Tweed pulls plug on dam
TWEED Shire's main water supply, the Clarrie Hall Dam, has been declared off limits after an outbreak of toxic blue-green algae.
Water authorities yesterday issued a 'red alert', warning residents to avoid contact with the water and announced it had stopped drawing water from the dam.
However, Rous Water said the Rocky Creek and Emigrant Creek dams, which along with the Wilsons River form the core of much of the region's water supply, had suffered no similar blooms.
Rous Water operations manager Wayne Franklin said there had, in past years, been 'intermittent' blue green algae outbreaks at Emigrant Creek Dam. Rocky Creek Dam had never had a serious outbreak.
Rous Water's filtering processes were strong enough that its water remained drinkable even in the event of an outbreak of the toxic algae.
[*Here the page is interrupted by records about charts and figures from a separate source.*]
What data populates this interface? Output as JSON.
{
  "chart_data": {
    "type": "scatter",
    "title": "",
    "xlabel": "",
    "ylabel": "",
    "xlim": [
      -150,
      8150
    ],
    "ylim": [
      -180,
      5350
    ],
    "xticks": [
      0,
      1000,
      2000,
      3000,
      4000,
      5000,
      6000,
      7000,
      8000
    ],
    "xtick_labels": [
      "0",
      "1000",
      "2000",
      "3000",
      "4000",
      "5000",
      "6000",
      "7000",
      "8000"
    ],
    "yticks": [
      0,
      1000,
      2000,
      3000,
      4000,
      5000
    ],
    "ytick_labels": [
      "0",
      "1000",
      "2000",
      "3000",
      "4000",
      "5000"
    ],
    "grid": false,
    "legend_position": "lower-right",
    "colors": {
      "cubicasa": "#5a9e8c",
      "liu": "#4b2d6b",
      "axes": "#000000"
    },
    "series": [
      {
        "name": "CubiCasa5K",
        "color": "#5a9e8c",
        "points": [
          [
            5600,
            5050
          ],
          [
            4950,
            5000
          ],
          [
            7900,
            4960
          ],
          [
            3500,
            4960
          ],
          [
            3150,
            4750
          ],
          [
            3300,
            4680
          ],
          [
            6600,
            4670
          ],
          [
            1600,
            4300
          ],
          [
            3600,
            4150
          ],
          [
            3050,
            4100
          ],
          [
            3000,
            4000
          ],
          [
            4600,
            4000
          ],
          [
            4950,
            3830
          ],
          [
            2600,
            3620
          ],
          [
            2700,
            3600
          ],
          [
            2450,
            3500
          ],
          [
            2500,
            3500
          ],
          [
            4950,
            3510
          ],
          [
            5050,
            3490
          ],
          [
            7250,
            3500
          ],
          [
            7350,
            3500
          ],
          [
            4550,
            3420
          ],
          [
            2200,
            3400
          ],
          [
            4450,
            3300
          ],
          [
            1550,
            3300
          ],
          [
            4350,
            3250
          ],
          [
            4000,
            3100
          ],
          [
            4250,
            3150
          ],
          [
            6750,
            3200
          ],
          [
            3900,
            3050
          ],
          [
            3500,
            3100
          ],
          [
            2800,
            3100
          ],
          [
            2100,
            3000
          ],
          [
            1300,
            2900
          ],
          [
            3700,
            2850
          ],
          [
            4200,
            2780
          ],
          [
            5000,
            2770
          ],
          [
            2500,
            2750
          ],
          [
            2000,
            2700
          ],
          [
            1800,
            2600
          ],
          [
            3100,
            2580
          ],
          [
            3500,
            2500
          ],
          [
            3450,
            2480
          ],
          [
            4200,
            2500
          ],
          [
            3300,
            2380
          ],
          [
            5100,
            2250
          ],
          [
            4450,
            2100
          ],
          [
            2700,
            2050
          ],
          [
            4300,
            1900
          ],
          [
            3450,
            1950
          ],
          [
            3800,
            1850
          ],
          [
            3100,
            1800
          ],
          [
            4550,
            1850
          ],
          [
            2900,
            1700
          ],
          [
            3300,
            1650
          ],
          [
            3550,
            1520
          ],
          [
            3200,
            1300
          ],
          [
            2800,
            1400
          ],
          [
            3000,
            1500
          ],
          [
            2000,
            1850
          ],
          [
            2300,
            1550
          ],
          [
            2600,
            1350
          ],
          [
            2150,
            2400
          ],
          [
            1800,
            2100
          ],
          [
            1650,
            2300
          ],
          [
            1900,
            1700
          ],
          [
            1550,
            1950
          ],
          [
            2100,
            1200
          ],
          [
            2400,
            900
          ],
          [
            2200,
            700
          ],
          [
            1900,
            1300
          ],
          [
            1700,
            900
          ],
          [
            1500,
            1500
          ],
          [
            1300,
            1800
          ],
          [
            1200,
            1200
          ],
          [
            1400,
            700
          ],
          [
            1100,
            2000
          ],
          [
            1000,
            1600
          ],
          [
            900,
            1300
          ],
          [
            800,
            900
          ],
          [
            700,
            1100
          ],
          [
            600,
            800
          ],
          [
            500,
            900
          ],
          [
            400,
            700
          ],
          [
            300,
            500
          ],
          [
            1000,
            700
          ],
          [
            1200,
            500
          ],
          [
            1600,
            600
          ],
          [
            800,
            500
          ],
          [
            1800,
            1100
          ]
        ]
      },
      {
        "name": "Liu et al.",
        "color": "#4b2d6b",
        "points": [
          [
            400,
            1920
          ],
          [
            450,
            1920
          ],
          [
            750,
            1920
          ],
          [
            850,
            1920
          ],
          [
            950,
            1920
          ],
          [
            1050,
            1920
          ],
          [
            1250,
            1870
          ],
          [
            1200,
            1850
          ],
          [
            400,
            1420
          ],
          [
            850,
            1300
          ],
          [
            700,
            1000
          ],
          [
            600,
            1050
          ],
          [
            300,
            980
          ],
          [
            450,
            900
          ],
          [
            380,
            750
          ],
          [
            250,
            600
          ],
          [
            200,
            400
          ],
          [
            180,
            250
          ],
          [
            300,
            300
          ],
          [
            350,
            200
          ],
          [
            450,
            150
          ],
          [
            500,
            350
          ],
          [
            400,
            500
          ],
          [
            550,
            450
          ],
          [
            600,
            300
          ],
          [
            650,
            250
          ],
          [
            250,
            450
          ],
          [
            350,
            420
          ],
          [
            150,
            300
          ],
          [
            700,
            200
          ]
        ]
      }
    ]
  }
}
And at present, Rous was not drawing water from either dam. Rocky Creek is part-way through a six-month break while the dam's embankment is upgraded and, thanks to heavy rain early in the year, Emigrant Creek Dam has not been needed so far this year.
On the Tweed, the algae outbreak means farmers have been warned to remove stock from affected waterways around the dam; people collecting crayfish or mussels have been told not to eat them; anglers warned to thoroughly clean fish and dam visitors told not to swim or go into the water.
Tweed's red alert was issued by the North Coast Regional Algal Coordinating Committee in conjunction with Tweed Shire Council.
The council's water manager, Anthony Burnham, said residents and visitors should avoid all contact with the water in the dam.
“People who use Clarrie Hall Dam for recreational and farming purposes need to be aware of this situation,” he said. “Warning signs erected around Clarrie Hall Dam are to remain in place until the bloom subsides.”